How This Theory Works
Mysaria is not deceived about her position, and that clarity is precisely what makes her dangerous. The theory is not that Daemon will eventually betray her, but that she already operates with full awareness of that possibility and has chosen to stay for reasons entirely separate from his political agenda. The gap between what Daemon uses her for and what she actually wants is the engine of her vulnerability, and her awareness of that gap is the engine of her unpredictability.
The fake pregnancy is the sharpest evidence. Daemon fabricated the claim entirely without her knowledge or consent, then used it as a provocation aimed at the king. When Mysaria confronts him, she does not express surprise at his tactics; she expresses frustration at being made a target without gaining anything. Her stated motivation, liberation from being traded or sold, is not romantic idealism. It is a statement of terms delivered by someone who already understands those terms are not being honored and who is calculating accordingly.
The asymmetry here is structural. Daemon risks reputation and political capital. Mysaria risks her life. A Targaryen can absorb the fallout of provoking the king. A foreign-born mistress with no house, no dragon, and no army cannot. What the show has not committed to, but the evidence demands, is that Mysaria is not simply aware of her expendability and enduring it. She is storing it. Every time Daemon deploys her as a prop over her explicit objection, he is not just exposing her to danger; he is giving her a reason to act against him when the moment is survivable. The woman who names herself as the one who bears consequences is not a passive instrument. She is someone building a ledger.
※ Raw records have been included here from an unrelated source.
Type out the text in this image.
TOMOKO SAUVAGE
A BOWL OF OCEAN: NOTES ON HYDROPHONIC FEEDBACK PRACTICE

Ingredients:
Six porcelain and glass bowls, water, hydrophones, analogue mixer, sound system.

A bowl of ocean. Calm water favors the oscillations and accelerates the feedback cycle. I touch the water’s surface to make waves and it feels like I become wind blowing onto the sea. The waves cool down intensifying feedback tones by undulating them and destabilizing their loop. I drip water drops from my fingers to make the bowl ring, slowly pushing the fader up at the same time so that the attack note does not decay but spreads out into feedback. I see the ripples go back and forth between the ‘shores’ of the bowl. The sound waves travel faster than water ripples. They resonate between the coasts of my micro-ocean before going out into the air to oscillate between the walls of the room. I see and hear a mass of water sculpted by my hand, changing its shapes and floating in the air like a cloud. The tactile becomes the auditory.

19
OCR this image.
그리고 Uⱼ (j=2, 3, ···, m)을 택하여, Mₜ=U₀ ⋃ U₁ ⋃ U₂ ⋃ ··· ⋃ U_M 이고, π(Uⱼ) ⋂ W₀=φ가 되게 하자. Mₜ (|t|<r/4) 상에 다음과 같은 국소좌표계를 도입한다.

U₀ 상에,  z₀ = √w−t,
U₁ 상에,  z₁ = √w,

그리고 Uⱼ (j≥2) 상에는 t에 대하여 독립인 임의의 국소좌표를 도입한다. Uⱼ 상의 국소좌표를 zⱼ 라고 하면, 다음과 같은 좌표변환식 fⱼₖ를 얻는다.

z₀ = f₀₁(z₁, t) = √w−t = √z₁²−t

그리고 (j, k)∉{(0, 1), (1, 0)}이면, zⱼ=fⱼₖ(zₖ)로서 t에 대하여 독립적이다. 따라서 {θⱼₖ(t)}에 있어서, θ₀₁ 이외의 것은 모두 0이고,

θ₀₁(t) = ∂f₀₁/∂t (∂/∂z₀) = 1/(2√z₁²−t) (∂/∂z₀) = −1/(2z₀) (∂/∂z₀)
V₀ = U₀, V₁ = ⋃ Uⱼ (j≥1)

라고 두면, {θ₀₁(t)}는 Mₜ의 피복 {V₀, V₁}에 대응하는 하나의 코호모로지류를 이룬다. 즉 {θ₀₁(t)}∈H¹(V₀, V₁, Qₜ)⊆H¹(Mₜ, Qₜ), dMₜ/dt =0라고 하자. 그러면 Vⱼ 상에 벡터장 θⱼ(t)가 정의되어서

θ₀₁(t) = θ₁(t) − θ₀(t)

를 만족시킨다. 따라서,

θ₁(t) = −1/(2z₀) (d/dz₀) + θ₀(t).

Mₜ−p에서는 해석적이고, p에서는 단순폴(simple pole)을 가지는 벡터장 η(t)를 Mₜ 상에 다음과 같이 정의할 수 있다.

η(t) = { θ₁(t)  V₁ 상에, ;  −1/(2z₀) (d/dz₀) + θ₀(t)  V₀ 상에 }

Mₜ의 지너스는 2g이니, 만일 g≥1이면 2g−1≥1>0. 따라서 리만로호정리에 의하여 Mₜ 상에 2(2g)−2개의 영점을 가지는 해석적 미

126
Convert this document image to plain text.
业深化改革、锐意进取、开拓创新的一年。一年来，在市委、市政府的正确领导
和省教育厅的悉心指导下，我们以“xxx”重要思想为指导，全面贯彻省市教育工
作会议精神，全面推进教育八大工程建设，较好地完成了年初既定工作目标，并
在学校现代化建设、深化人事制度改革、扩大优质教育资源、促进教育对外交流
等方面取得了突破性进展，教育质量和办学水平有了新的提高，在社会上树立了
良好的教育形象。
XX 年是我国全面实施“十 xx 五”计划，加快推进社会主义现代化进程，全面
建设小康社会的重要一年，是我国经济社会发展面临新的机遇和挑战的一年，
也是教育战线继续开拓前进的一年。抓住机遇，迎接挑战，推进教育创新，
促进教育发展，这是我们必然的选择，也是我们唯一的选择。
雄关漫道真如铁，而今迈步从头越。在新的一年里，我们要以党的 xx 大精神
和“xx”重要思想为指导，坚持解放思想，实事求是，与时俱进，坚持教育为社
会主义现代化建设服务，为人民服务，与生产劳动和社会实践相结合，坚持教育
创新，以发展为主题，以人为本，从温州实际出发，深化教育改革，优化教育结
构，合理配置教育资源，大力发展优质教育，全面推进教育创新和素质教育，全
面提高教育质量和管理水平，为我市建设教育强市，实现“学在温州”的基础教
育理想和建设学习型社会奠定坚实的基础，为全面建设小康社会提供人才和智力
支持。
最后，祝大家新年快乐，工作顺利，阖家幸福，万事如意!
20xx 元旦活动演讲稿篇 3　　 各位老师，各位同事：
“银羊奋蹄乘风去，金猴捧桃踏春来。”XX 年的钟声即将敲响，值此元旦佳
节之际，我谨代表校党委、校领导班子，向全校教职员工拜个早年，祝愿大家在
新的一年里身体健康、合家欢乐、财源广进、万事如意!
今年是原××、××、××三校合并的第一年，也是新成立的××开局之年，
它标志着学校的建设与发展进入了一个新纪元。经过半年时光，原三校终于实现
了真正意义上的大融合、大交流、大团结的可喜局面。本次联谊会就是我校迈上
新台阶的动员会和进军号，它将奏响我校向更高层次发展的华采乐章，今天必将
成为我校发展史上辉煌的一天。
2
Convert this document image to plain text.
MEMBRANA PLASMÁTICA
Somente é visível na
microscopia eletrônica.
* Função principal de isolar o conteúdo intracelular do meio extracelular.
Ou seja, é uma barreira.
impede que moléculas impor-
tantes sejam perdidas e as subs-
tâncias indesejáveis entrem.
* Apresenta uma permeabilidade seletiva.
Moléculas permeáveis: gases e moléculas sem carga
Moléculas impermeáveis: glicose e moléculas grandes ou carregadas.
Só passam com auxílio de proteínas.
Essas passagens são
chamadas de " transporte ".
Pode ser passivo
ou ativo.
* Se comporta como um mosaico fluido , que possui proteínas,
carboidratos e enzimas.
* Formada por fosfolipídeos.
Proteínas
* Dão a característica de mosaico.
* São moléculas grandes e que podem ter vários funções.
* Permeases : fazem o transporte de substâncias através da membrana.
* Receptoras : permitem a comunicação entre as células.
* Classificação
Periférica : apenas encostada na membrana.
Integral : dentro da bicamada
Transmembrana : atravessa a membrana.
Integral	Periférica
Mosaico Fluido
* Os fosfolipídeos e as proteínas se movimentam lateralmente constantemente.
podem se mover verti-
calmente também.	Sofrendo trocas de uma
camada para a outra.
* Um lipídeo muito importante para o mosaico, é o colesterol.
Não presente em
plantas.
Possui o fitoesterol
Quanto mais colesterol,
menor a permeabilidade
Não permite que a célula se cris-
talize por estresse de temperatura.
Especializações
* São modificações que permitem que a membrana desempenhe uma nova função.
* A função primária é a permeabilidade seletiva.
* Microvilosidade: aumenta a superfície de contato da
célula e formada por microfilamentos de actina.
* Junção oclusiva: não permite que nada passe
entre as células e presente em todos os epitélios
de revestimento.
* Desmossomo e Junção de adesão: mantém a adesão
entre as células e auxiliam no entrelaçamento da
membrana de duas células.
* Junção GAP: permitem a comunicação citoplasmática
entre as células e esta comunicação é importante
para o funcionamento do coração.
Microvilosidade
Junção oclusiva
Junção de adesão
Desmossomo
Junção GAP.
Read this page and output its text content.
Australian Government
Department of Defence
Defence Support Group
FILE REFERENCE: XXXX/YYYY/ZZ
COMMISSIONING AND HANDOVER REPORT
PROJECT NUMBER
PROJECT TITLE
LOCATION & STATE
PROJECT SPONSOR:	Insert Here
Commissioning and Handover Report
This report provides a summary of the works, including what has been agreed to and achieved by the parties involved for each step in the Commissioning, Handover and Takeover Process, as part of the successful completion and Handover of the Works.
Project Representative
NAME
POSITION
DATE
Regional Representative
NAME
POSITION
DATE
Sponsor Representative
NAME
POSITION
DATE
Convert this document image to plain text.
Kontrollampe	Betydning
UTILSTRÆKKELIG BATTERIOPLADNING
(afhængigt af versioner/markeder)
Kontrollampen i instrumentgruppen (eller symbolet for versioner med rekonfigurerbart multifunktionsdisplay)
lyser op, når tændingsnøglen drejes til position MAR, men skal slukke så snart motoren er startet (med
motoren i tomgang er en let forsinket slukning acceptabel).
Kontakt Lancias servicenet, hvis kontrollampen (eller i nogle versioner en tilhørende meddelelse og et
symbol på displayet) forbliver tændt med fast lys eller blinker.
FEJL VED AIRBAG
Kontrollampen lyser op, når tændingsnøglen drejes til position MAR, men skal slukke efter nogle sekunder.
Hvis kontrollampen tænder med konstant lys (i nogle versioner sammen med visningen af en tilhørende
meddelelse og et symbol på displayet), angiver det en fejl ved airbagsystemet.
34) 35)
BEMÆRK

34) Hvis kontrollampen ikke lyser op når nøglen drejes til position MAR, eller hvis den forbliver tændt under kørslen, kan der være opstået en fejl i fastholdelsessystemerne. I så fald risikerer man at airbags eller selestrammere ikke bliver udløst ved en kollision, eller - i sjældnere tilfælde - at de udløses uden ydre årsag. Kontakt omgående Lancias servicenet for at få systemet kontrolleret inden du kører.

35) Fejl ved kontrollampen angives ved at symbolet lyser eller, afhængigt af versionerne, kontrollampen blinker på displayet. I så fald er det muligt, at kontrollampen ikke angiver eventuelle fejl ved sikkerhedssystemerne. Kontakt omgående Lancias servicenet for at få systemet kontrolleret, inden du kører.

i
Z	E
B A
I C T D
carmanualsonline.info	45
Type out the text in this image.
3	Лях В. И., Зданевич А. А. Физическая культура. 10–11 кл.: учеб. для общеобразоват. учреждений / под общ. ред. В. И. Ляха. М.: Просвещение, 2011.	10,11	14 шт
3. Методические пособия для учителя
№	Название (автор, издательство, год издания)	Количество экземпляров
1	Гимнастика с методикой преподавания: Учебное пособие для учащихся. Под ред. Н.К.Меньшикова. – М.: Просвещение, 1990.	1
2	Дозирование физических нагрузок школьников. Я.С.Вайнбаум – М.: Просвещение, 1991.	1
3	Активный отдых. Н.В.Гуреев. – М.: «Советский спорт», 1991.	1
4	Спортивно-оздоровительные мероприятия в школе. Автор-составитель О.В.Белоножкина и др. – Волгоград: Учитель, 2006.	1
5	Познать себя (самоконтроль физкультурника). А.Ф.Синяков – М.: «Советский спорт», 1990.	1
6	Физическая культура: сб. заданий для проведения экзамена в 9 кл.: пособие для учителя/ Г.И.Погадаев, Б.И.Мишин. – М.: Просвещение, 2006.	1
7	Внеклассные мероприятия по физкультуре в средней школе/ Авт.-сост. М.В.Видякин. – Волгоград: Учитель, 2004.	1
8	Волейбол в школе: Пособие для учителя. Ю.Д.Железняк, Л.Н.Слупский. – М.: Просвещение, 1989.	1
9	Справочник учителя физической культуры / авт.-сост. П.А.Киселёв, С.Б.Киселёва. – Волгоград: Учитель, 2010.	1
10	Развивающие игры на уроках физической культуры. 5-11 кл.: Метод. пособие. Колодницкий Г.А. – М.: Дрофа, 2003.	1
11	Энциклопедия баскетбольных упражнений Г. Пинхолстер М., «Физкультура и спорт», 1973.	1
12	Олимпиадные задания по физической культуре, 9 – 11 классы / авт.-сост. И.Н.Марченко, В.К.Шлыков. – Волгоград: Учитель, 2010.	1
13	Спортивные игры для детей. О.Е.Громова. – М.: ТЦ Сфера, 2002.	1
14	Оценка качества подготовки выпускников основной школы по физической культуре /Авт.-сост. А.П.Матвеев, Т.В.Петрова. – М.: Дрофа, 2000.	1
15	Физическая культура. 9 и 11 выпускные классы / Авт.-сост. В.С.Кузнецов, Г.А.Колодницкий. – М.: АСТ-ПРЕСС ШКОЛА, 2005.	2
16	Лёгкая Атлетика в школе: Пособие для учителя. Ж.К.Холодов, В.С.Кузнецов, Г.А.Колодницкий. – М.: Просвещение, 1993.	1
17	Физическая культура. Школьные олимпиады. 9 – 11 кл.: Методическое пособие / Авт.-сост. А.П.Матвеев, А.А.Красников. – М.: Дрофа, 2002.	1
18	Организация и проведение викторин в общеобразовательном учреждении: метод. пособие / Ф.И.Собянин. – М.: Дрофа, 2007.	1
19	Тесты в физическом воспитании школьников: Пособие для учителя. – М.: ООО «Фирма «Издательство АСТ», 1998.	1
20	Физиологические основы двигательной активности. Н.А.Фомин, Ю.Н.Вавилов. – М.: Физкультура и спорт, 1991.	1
Is this theory convincing?
Key Evidence
Mysaria Reveals False Pregnancy
After the confrontation at Dragonstone, Mysaria tells Daemon directly that she was never pregnant, exposing that he fabricated the claim entirely to provoke Viserys without her knowledge.
Mysaria Identifies Herself as Target
Mysaria tells Daemon that his games with the king do not endanger him but endanger her, explicitly naming herself as the one who will bear the consequences of his provocations.
Liberation Over Power as Stated Motive
Mysaria states she is with Daemon not for the crown or political influence but for the personal freedom that comes from no longer being traded or sold, a motivation entirely at odds with how Daemon is using her.
Daemon's Disregard for Her Terms
Daemon uses Mysaria as an instrument in his scheme without consulting her, demonstrating that her stated terms for the relationship are not ones he feels obligated to honor.
No Structural Protection for Mysaria
Unlike Daemon, who has dragons, gold cloaks, and royal blood to shield him from consequences, Mysaria holds no titles, commands no forces, and belongs to no house, leaving her structurally exposed.